Fine particulate matter (PM2.5) has been consistently linked to cardiovascular disease (CVD). Although studies have reported modification by income, to our knowledge, no study to date has examined this relationship among adults in Medicaid, which provides health coverage to low-income and/or disabled Americans.
We estimated the association between short-term PM2.5 exposure (average of PM2.5 on the day of hospitalization and the preceding day) and CVD admissions rates among adult Medicaid enrollees in the continental United States (2000–2012) using a time-stratified case–crossover design. We repeated this analysis at PM2.5 concentrations below the World Health Organization daily guideline of 25 μg/m3. We compared the PM2.5–CVD association in the Medicaid ≥65 years old versus non-Medicaid-eligible Medicare enrollees (≥65 years old).

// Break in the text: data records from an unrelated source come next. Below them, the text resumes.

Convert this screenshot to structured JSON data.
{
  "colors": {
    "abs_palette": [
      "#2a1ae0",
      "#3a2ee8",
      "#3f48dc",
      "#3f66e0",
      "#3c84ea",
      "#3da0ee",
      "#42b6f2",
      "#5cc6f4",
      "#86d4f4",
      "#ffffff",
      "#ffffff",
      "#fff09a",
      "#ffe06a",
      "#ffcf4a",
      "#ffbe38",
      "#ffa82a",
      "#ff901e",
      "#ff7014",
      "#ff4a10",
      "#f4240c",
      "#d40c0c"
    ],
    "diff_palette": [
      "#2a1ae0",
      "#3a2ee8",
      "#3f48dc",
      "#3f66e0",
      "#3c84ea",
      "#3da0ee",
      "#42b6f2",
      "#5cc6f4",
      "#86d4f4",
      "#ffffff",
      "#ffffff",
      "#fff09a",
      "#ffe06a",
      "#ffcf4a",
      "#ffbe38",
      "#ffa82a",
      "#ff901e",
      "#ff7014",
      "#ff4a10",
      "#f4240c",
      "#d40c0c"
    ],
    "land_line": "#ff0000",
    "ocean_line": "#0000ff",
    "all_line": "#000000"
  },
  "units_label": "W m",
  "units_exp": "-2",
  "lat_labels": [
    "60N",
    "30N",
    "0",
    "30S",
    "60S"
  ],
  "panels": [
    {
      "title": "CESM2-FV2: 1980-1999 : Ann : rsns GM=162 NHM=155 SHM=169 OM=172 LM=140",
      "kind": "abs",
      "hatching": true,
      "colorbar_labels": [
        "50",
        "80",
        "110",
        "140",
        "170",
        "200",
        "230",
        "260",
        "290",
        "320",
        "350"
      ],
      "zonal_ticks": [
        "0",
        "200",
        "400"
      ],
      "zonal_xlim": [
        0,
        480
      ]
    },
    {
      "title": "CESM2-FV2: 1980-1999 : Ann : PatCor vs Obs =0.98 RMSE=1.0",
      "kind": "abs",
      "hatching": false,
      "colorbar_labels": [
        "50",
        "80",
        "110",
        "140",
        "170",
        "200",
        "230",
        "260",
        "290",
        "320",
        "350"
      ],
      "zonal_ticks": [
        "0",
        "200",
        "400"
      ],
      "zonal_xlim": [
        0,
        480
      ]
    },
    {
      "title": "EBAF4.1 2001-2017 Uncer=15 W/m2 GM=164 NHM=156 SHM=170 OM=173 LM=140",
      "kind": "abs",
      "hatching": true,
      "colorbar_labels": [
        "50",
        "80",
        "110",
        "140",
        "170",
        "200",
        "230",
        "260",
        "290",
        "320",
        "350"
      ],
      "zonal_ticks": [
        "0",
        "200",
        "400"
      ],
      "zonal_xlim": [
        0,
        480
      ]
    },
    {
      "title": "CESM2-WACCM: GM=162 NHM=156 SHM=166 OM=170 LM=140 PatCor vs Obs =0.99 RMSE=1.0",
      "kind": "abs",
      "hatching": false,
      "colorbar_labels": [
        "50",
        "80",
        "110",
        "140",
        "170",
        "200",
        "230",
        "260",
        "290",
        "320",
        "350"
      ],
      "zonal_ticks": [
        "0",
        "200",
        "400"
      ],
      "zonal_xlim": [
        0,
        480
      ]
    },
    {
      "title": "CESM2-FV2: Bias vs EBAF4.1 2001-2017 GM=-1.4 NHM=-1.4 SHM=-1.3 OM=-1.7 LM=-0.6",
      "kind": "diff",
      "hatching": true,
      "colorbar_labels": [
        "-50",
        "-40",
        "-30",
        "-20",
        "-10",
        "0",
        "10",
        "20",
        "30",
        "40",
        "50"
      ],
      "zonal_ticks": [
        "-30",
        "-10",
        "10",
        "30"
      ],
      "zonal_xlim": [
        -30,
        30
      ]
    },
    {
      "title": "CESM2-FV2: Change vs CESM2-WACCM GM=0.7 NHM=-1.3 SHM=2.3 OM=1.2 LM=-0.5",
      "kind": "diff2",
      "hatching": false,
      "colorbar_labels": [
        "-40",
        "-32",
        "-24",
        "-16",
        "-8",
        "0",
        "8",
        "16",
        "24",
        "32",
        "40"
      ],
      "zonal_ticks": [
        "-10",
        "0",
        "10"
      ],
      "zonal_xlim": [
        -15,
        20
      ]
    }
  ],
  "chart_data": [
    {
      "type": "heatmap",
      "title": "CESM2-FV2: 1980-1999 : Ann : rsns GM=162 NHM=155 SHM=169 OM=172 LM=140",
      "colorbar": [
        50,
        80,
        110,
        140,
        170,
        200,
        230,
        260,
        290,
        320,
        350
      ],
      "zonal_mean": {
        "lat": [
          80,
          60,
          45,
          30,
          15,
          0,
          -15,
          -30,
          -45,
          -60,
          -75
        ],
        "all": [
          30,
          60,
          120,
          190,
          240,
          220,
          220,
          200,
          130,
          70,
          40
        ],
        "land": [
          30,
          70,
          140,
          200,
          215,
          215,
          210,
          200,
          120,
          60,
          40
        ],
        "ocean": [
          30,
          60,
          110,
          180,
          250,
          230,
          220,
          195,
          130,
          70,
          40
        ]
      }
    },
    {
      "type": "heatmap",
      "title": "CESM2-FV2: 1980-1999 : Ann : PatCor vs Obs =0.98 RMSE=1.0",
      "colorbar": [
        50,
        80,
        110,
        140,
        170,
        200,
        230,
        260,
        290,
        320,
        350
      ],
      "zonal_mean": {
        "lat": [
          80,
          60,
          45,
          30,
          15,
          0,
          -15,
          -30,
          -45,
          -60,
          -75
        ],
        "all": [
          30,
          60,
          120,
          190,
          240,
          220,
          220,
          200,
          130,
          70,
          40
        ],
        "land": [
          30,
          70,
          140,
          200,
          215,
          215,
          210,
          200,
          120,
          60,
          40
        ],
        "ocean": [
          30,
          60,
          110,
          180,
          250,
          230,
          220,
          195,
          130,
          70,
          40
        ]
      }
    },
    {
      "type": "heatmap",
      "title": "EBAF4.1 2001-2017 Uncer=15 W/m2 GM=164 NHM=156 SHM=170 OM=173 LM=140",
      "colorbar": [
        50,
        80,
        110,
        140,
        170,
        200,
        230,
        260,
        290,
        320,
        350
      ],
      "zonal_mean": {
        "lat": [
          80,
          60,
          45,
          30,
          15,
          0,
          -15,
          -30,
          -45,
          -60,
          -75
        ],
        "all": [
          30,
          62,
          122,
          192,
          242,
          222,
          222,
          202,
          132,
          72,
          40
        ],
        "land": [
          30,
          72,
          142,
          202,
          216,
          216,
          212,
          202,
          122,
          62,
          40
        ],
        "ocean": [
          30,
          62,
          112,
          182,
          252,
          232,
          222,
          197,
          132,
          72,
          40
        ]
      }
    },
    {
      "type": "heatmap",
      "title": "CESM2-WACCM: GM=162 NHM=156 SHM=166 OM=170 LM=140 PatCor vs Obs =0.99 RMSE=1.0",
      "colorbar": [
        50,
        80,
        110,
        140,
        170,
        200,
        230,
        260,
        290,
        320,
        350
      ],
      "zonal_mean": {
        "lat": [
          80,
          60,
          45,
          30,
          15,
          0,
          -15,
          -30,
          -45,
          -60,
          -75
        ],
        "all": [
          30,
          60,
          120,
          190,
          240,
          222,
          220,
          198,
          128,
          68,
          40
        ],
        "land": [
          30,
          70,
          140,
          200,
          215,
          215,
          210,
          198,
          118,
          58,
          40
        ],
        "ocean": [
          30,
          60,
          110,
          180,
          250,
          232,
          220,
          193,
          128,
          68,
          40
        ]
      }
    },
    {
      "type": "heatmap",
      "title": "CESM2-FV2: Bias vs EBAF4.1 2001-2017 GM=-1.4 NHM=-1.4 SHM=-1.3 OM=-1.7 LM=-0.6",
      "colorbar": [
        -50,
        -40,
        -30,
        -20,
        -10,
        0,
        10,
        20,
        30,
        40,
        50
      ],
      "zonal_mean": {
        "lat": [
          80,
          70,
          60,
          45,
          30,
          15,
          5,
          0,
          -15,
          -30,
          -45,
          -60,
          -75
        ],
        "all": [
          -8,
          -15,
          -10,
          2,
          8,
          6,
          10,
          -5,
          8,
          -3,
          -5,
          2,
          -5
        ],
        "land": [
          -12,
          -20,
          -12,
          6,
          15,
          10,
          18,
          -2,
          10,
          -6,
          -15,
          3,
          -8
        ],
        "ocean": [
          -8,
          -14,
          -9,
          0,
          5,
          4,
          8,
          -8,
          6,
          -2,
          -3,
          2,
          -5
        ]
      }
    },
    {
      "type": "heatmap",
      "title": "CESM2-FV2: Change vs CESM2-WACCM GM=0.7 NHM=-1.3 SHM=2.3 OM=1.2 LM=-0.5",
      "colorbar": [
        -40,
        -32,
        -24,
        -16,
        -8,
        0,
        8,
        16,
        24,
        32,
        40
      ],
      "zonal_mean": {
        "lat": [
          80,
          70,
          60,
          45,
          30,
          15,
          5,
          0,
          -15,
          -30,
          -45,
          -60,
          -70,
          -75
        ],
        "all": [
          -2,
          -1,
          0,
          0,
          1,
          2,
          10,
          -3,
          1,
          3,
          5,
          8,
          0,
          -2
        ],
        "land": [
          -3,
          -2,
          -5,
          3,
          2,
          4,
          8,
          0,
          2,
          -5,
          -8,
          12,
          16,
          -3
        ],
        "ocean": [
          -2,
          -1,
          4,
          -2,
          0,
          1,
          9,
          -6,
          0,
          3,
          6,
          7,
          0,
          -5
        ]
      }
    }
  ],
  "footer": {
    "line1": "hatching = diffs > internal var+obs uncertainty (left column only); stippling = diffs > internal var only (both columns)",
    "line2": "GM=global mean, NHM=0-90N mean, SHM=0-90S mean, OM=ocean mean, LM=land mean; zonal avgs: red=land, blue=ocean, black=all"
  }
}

Using information on 3,666,657 CVD hospitalizations among Medicaid adults, we observed a 0.9% (95% CI = 0.6%, 1.1%) increase in CVD admission rates per 10 μg/m3 PM2.5 increase. The association was stronger at low PM2.5 levels (1.3%; 95% CI = 0.9%, 1.6%). Among Medicaid enrollees ≥65 years old, the association was 0.9% (95% CI = 0.6%, 1.3%) vs. 0.8% (95% CI = 0.6%, 0.9%) among non-Medicaid-eligible Medicare enrollees ≥65 years old.
We found robust evidence of an association between short-term PM2.5 and CVD hospitalizations among the vulnerable subpopulation of adult Medicaid enrollees. Importantly, this association persisted even at PM2.5 levels below the current national standards.